Daughters of Shandong by Eve J. Chang
The plight of women after the communist takeover of China is the subject of this engaging story, based on the life of the author’s grandmother. The historic second-class status of women was not erased entirely by the social, cultural and political upheaval of Mao’s ascendancy.
After the Second World War China experienced epic changes that affected the lives of everyone, but particularly those whose privilege and status made them obvious targets for the worker-based society that the Maoists sought to create. However, the place of women in society, while making some measure of progress in recognizing equality was still rooted solidly in age-old misogynist attitudes. This is the story of a woman, a wife and mother, abandoned by her fleeing family because she was unable to produce a male heir. Her three daughters, one an infant, have been left to occupy the house and lands of a well-to-do dynasty typical of the “old” China. The expectation was that she would care for the estate and preserve it for the eventual return of the entire clan from what was to be a temporary relocation. It did not turn out that way and this is the story of the outcome. The basis of this novel is the experiences of the author’s grandmother, told to her and transformed into fiction.

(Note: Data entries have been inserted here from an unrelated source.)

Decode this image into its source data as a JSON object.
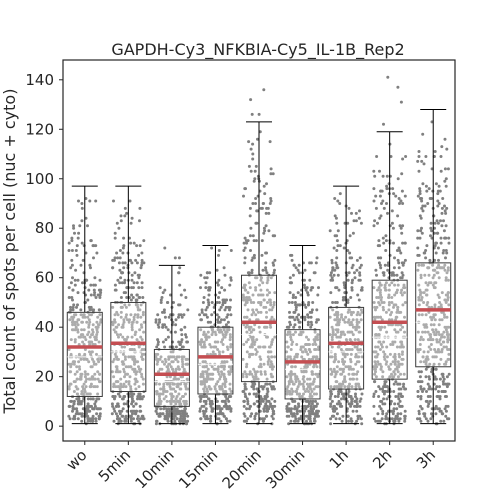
{
  "chart_data": {
    "type": "box",
    "title": "GAPDH-Cy3_NFKBIA-Cy5_IL-1B_Rep2",
    "xlabel": "",
    "ylabel": "Total count of spots per cell (nuc + cyto)",
    "ylim": [
      -6,
      148
    ],
    "yticks": [
      0,
      20,
      40,
      60,
      80,
      100,
      120,
      140
    ],
    "grid": false,
    "categories": [
      "wo",
      "5min",
      "10min",
      "15min",
      "20min",
      "30min",
      "1h",
      "2h",
      "3h"
    ],
    "boxes": [
      {
        "label": "wo",
        "q1": 12,
        "median": 28,
        "q3": 46,
        "whisker_low": 1,
        "whisker_high": 97,
        "mean": 32,
        "max_point": 97,
        "n": 420
      },
      {
        "label": "5min",
        "q1": 14,
        "median": 30,
        "q3": 50,
        "whisker_low": 1,
        "whisker_high": 97,
        "mean": 33.5,
        "max_point": 97,
        "n": 420
      },
      {
        "label": "10min",
        "q1": 8,
        "median": 18,
        "q3": 31,
        "whisker_low": 1,
        "whisker_high": 65,
        "mean": 21,
        "max_point": 72,
        "n": 380
      },
      {
        "label": "15min",
        "q1": 13,
        "median": 25,
        "q3": 40,
        "whisker_low": 1,
        "whisker_high": 73,
        "mean": 28,
        "max_point": 73,
        "n": 400
      },
      {
        "label": "20min",
        "q1": 18,
        "median": 37,
        "q3": 61,
        "whisker_low": 1,
        "whisker_high": 123,
        "mean": 42,
        "max_point": 136,
        "n": 420
      },
      {
        "label": "30min",
        "q1": 11,
        "median": 23,
        "q3": 39,
        "whisker_low": 1,
        "whisker_high": 73,
        "mean": 26,
        "max_point": 73,
        "n": 420
      },
      {
        "label": "1h",
        "q1": 15,
        "median": 30,
        "q3": 48,
        "whisker_low": 1,
        "whisker_high": 97,
        "mean": 33.5,
        "max_point": 97,
        "n": 420
      },
      {
        "label": "2h",
        "q1": 19,
        "median": 36,
        "q3": 59,
        "whisker_low": 1,
        "whisker_high": 119,
        "mean": 42,
        "max_point": 141,
        "n": 440
      },
      {
        "label": "3h",
        "q1": 24,
        "median": 42,
        "q3": 66,
        "whisker_low": 1,
        "whisker_high": 128,
        "mean": 47,
        "max_point": 128,
        "n": 440
      }
    ],
    "colors": {
      "points": "#808080",
      "mean_line": "#c44e52",
      "box": "#000000",
      "axis": "#262626"
    }
  }
}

A more engrossing story of courage and determination can hardly be imagined. Despite every possible barrier to her success, the protagonist perseveres heroically to save the lives of her daughters and return them to the family fold, even as a low-status wife. The eldest daughter who represents the role of family heir to the communist cadres who assault them after the flight of the bulk of the family is cruelly abused and demeaned, an ordeal that scars her, psychologically and physically for life. She is the prop and aid her mother needs in each crisis that confronts them. Hunger, captivity, exile and disease assail them time after time, and each time they emerge diminished but intact, due to the loyalty and love that binds them together. It is an engaging narrative that will doubtless have the reader enthralled and appalled, but never disinterested.
This is an example of how fiction can reveal truth and be entertaining, traits that make the art of writing such an important feature of culture. The events are imagined but based in reality and can be read as fact. All these things happened. The skill of the author brings it all to life in a way that sears the soul.